The Group Insurance Commission's effort is an expansion of a similar program already in place for hospitals for the last two years.

Under the commission's physician program, its contracted health plans use commission data gathered from 2002-04 comparing physicians' claims with specialists treating like conditions as a basis for putting doctors in two tiers. The rating system is comprised of several factors, including physicians fees, the number of procedures requested and quality measures outlined by the plan.

Patients would pay a smaller co-pay to doctors in the higher tier, and a larger co-pay for physicians in the lower tier. Actual physician reimbursement would not differ.

The data should be available to state employees during their open enrollment in April and May, said Delores L. Mitchell, executive director for the Group Insurance Commission.

Mitchell said the program's aim was to help cut health care costs and increase quality to members. "I do not claim it's perfect, but my claim is, let's do something," she said.

Physicians are skeptical, based on two major factors. One is that the program is using data that are, at best, two years old. Another is how confusing the program could become. When individual health plans, using the same data, are allowed to set up their own standards for tiers, even Mitchell acknowledges that a physician could be in the higher tier in one plan, but be in the lower tier in another.

"GIC has a big project here that they need to get out and explain how this information is accurate, reliable and clinically meaningful information," said Alan M. Harvey, MD, a Boston anesthesiologist and president of the Massachusetts Medical Society. "This is based on two-year-old information, and physicians don't know how they are going to upgrade their rating.
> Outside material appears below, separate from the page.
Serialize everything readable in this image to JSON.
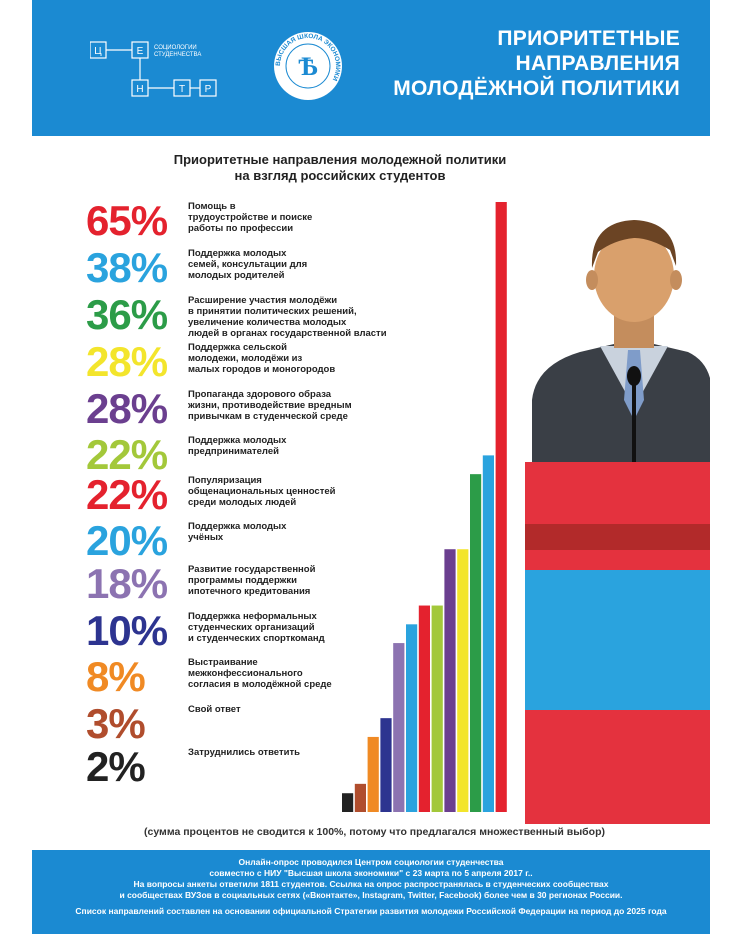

Far more can be done to control costs to make sure we have a system that meets patients needs."

Dr. Harvey said physicians fear both patients and doctors will have a difficult time comprehending the pricing structures. Instead of a tiered system, he said, efforts should be made to better coordinate care between patients and their primary care doctors.

In the future, Mitchell said, the commission will look at financial rewards for highly rated physicians, but details have not been discussed.